Participants must be 40 years old or older, have a life expectancy of at least 12 months, a predicted forced vital capacity (FVC) greater than 45% and a ratio of forced expiratory volume in 1 second/FVC of 0.7 or higher measured pre-bronchodilator, a predicted diffusing capacity of the lungs for carbon monoxide (hemoglobin corrected) of 30% or higher, and oxygen saturation of 88% or higher with up to 2L O2/min by pulse oximetry.

Participants receiving nintedanib must have dose stabilized for at least 3 months prior to randomization and those who had discontinued nintedanib must have a 6-week washout period before starting screening.

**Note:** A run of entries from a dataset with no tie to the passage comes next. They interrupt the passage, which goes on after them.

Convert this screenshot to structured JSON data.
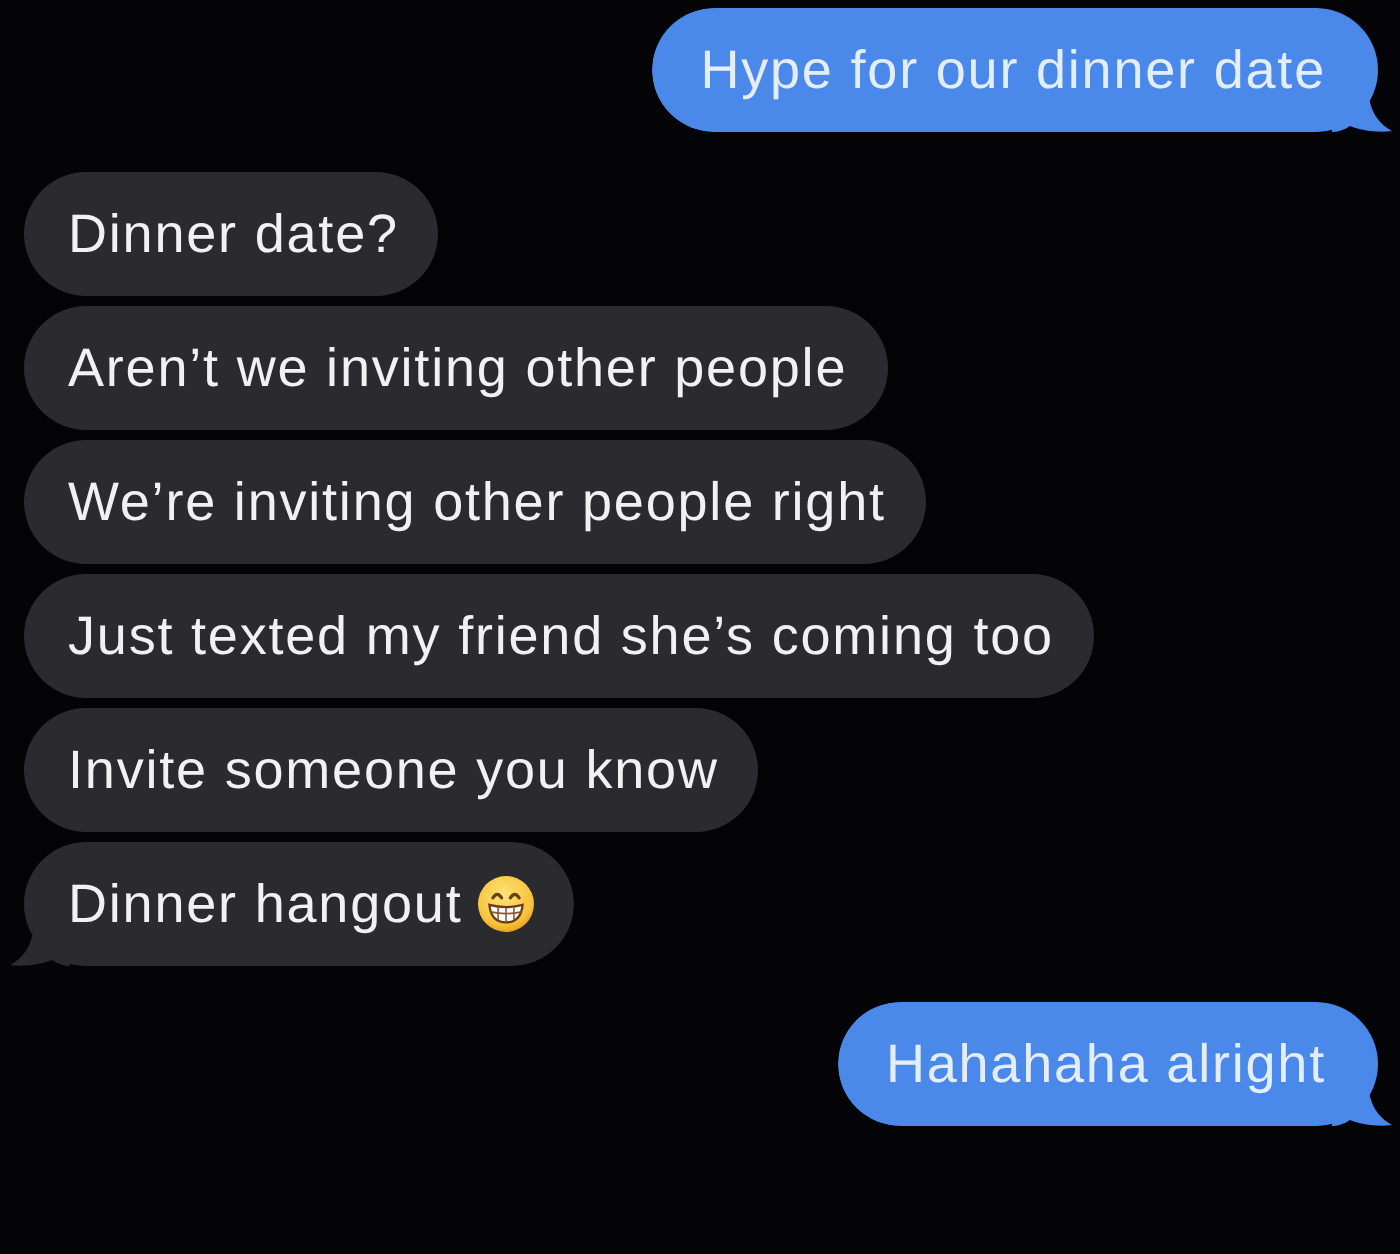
{
  "messages": [
    {
      "kind": "sent",
      "text": "Hype for our dinner date",
      "tail": true,
      "emoji": false
    },
    {
      "kind": "received",
      "text": "Dinner date?",
      "tail": false,
      "emoji": false
    },
    {
      "kind": "received",
      "text": "Aren’t we inviting other people",
      "tail": false,
      "emoji": false
    },
    {
      "kind": "received",
      "text": "We’re inviting other people right",
      "tail": false,
      "emoji": false
    },
    {
      "kind": "received",
      "text": "Just texted my friend she’s coming too",
      "tail": false,
      "emoji": false
    },
    {
      "kind": "received",
      "text": "Invite someone you know",
      "tail": false,
      "emoji": false
    },
    {
      "kind": "received",
      "text": "Dinner hangout",
      "tail": true,
      "emoji": true
    },
    {
      "kind": "sent",
      "text": "Hahahaha alright",
      "tail": true,
      "emoji": false
    }
  ]
}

Excluded from the study are patients with: an unresolved respiratory tract infection within 2 weeks or an acute exacerbation of IPF within 3 months prior; a history of other types of respiratory diseases that could impact the primary protocol endpoint, the ability to do pulmonary function tests, or preclude study participation; a history or difficulty of swallowing, malabsorption, or other chronic gastrointestinal disease or conditions that may hamper compliance and/or absorption of the study drug; clinically relevant and uncontrolled cardiac, hepatic, gastrointestinal, renal, endocrine, metabolic, neurologic, or psychiatric disorders that may interfere with the participant’s ability to complete the study, or logistical challenges that preclude adequate participation in the study.

Moreover, patients who show sustained improvement in the severity of IPF during the 12 months prior to screening according to the investigator’s judgment will not be considered for participation in REVERT-IPF.

Patients who are receiving steroids (excluding topical steroids) in excess of a mean of 10 mg/day of prednisolone or its equivalent within 2 weeks or pirfenidone within 3 months prior to randomization, and those with planned surgery or likely to have lung transplantation during the study, are also excluded.

The REVERT-IPF is sponsored by Tvardi Therapeutics, Inc.

Reference

Study of TTI-101 in participants with idiopathic pulmonary fibrosis. ClinicalTrials.gov. January 5, 2023. Published January 5, 2023. Accessed January 13, 2023.